As Seattle voters fixated on the outcome of an unusual election season, one that saw no fewer than two temporary mayors sworn into office, the City Council has been busily debating its budget for the coming year.
Included in those talks has been a renewed push to regulate short-term rentals, such as those offered through the popular online platforms Airbnb and VRBO.
The City Council may take a final vote Monday on enacting taxes and licensing requirements for property owners who rent out a spare bedroom or an entire home or apartment.
While the effort to regulate Airbnb and other rental platforms has been a long time in coming, the vote will happen shortly before a newly elected mayor and council member can take office.
The City Council should take a pause and allow Mayor-elect Jenny Durkan and incoming Councilmember Teresa Mosqueda to weigh in on the issue.
While outgoing Mayor Tim Burgess, a key proponent of the short-term rental rules, says the revised rental proposal has won the support of residents and business groups alike, a handful of amendments expected to be voted on Monday could drastically change the regulatory scheme and who supports it.
Burgess’ proposal that passed out of committee would allow most property owners to rent out a maximum of two units using platforms such as Airbnb and VRBO, regardless of whether the property owner lives in either unit. But one potential amendment would return to the idea of requiring one of those units to be a person’s primary residence — a significant policy shift.
Members of the council also continue to debate which property owners should be subject to some of the rules. The proposal by Burgess and Councilmember Rob Johnson would create a large carve-out for certain property owners in the South Lake Union, downtown, Uptown, Capitol Hill and First Hill neighborhoods, so that they wouldn’t be subject to the two-unit limit. Competing amendments aim to shrink or expand this exemption area.
Because the city has spotty data on the proliferation of short-term rentals throughout the city, it remains murky how many current property owners would be able to skirt the cap on the number of units rented under the current proposal — let alone if the exemption area were to be expanded. This ambiguity threatens the legislation’s stated goal of keeping more apartments on the market as long-term housing for Seattle residents, as opposed to lodging for visitors.
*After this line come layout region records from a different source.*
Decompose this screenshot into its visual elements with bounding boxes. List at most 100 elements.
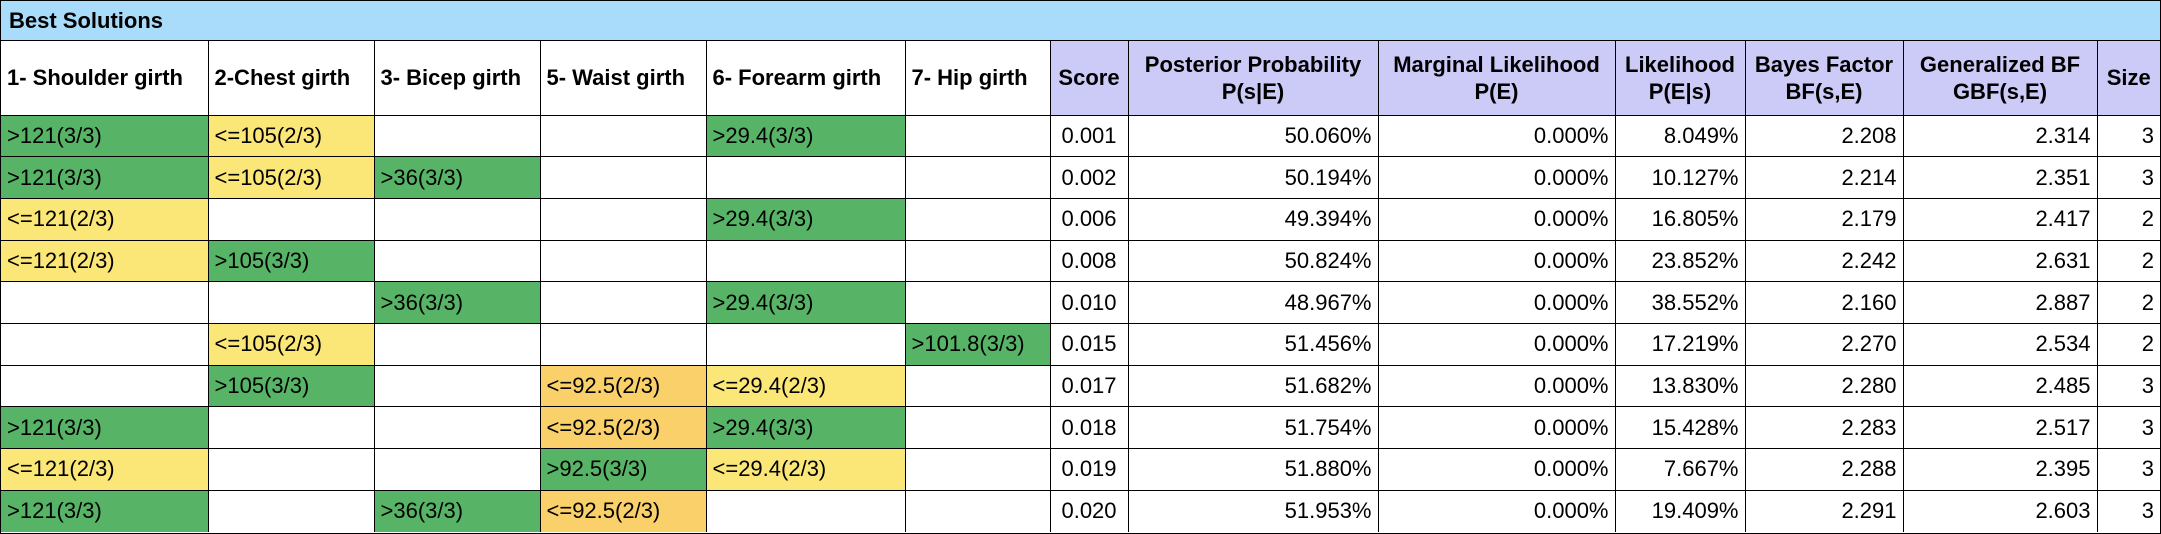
header-bayes-factor: Bayes Factor BF(s,E): [1744, 41, 1904, 116]
header-bayes-line1: Bayes Factor: [1754, 51, 1894, 77]
cell-shoulder: >121(3/3): [1, 156, 209, 199]
header-posterior-line1: Posterior Probability: [1144, 51, 1362, 77]
cell-size: 3: [2096, 364, 2160, 408]
cell-forearm: >29.4(3/3): [705, 406, 906, 449]
cell-bicep: [373, 406, 541, 449]
table-row: >121(3/3) <=105(2/3) >29.4(3/3) 0.001 50.060…: [1, 114, 2160, 158]
cell-forearm: >29.4(3/3): [705, 197, 906, 241]
cell-gbf: 2.887: [1902, 281, 2098, 324]
cell-hip: [904, 197, 1051, 241]
cell-chest: <=105(2/3): [207, 114, 375, 158]
table-row: >36(3/3) >29.4(3/3) 0.010 48.967% 0.000% 38.5…: [1, 281, 2160, 324]
cell-hip: [904, 281, 1051, 324]
table-row: >105(3/3) <=92.5(2/3) <=29.4(2/3) 0.017 51.6…: [1, 364, 2160, 408]
cell-marginal: 0.000%: [1377, 448, 1616, 491]
cell-bayes: 2.208: [1744, 114, 1904, 158]
cell-score: 0.015: [1049, 322, 1129, 366]
header-generalized-bf: Generalized BF GBF(s,E): [1902, 41, 2098, 116]
cell-shoulder: <=121(2/3): [1, 448, 209, 491]
header-forearm-girth: 6- Forearm girth: [705, 41, 906, 116]
cell-marginal: 0.000%: [1377, 281, 1616, 324]
cell-posterior: 48.967%: [1127, 281, 1379, 324]
cell-likelihood: 10.127%: [1614, 156, 1746, 199]
cell-marginal: 0.000%: [1377, 239, 1616, 283]
cell-forearm: >29.4(3/3): [705, 114, 906, 158]
cell-chest: >105(3/3): [207, 364, 375, 408]
cell-gbf: 2.485: [1902, 364, 2098, 408]
table-body: >121(3/3) <=105(2/3) >29.4(3/3) 0.001 50.060…: [1, 114, 2160, 532]
cell-score: 0.020: [1049, 489, 1129, 532]
cell-hip: [904, 239, 1051, 283]
cell-shoulder: <=121(2/3): [1, 197, 209, 241]
cell-shoulder: [1, 364, 209, 408]
table-row: <=121(2/3) >105(3/3) 0.008 50.824% 0.000% 23.…: [1, 239, 2160, 283]
header-row: 1- Shoulder girth 2-Chest girth 3- Bicep…: [1, 41, 2160, 116]
cell-bicep: [373, 322, 541, 366]
cell-bicep: >36(3/3): [373, 281, 541, 324]
cell-gbf: 2.314: [1902, 114, 2098, 158]
cell-forearm: [705, 322, 906, 366]
cell-likelihood: 38.552%: [1614, 281, 1746, 324]
cell-shoulder: >121(3/3): [1, 489, 209, 532]
cell-chest: [207, 197, 375, 241]
cell-forearm: <=29.4(2/3): [705, 448, 906, 491]
header-chest-girth: 2-Chest girth: [207, 41, 375, 116]
cell-bayes: 2.270: [1744, 322, 1904, 366]
header-posterior-line2: P(s|E): [1221, 78, 1285, 104]
cell-size: 3: [2096, 448, 2160, 491]
cell-waist: >92.5(3/3): [539, 448, 707, 491]
cell-bayes: 2.291: [1744, 489, 1904, 532]
cell-bayes: 2.214: [1744, 156, 1904, 199]
header-marginal-line1: Marginal Likelihood: [1393, 51, 1600, 77]
cell-shoulder: [1, 281, 209, 324]
cell-marginal: 0.000%: [1377, 406, 1616, 449]
header-likelihood-line2: P(E|s): [1648, 78, 1712, 104]
cell-gbf: 2.351: [1902, 156, 2098, 199]
header-gbf-line1: Generalized BF: [1919, 51, 2081, 77]
cell-hip: [904, 364, 1051, 408]
cell-score: 0.002: [1049, 156, 1129, 199]
cell-bicep: [373, 114, 541, 158]
cell-score: 0.008: [1049, 239, 1129, 283]
cell-bayes: 2.160: [1744, 281, 1904, 324]
cell-score: 0.018: [1049, 406, 1129, 449]
header-marginal-line2: P(E): [1474, 78, 1519, 104]
cell-bicep: [373, 448, 541, 491]
cell-size: 3: [2096, 114, 2160, 158]
cell-bicep: [373, 364, 541, 408]
cell-chest: [207, 448, 375, 491]
table-row: >121(3/3) <=105(2/3) >36(3/3) 0.002 50.194% 0…: [1, 156, 2160, 199]
cell-marginal: 0.000%: [1377, 197, 1616, 241]
cell-likelihood: 8.049%: [1614, 114, 1746, 158]
cell-waist: <=92.5(2/3): [539, 364, 707, 408]
cell-posterior: 51.456%: [1127, 322, 1379, 366]
cell-size: 3: [2096, 406, 2160, 449]
cell-bayes: 2.280: [1744, 364, 1904, 408]
header-marginal: Marginal Likelihood P(E): [1377, 41, 1616, 116]
cell-bicep: >36(3/3): [373, 156, 541, 199]
cell-gbf: 2.417: [1902, 197, 2098, 241]
cell-likelihood: 7.667%: [1614, 448, 1746, 491]
cell-shoulder: >121(3/3): [1, 114, 209, 158]
panel-title: Best Solutions: [1, 1, 2160, 41]
cell-size: 3: [2096, 489, 2160, 532]
cell-waist: [539, 197, 707, 241]
cell-bicep: [373, 239, 541, 283]
cell-size: 3: [2096, 156, 2160, 199]
cell-marginal: 0.000%: [1377, 114, 1616, 158]
solutions-table: 1- Shoulder girth 2-Chest girth 3- Bicep…: [1, 41, 2160, 532]
table-row: >121(3/3) >36(3/3) <=92.5(2/3) 0.020 51.953%…: [1, 489, 2160, 532]
cell-waist: [539, 114, 707, 158]
cell-score: 0.017: [1049, 364, 1129, 408]
header-hip-girth: 7- Hip girth: [904, 41, 1051, 116]
cell-chest: [207, 406, 375, 449]
cell-chest: <=105(2/3): [207, 156, 375, 199]
cell-posterior: 50.060%: [1127, 114, 1379, 158]
cell-bicep: >36(3/3): [373, 489, 541, 532]
cell-forearm: [705, 239, 906, 283]
cell-likelihood: 19.409%: [1614, 489, 1746, 532]
table-row: <=121(2/3) >29.4(3/3) 0.006 49.394% 0.000% 16…: [1, 197, 2160, 241]
cell-waist: [539, 239, 707, 283]
cell-bayes: 2.288: [1744, 448, 1904, 491]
City officials should uncouple this proposal from the budget discussions to work out some of these key issues, and allow the public — and Seattle’s new mayor — to be heard. Seattle’s city government, which is proposing to spend $5.6 billion next year, isn’t exactly starving for the $6 million the proposal is projected to generate annually. The city’s budget has grown by about a third since 2014.
Let the new council and mayor weigh in on this once they take office, and when voters are actually paying attention.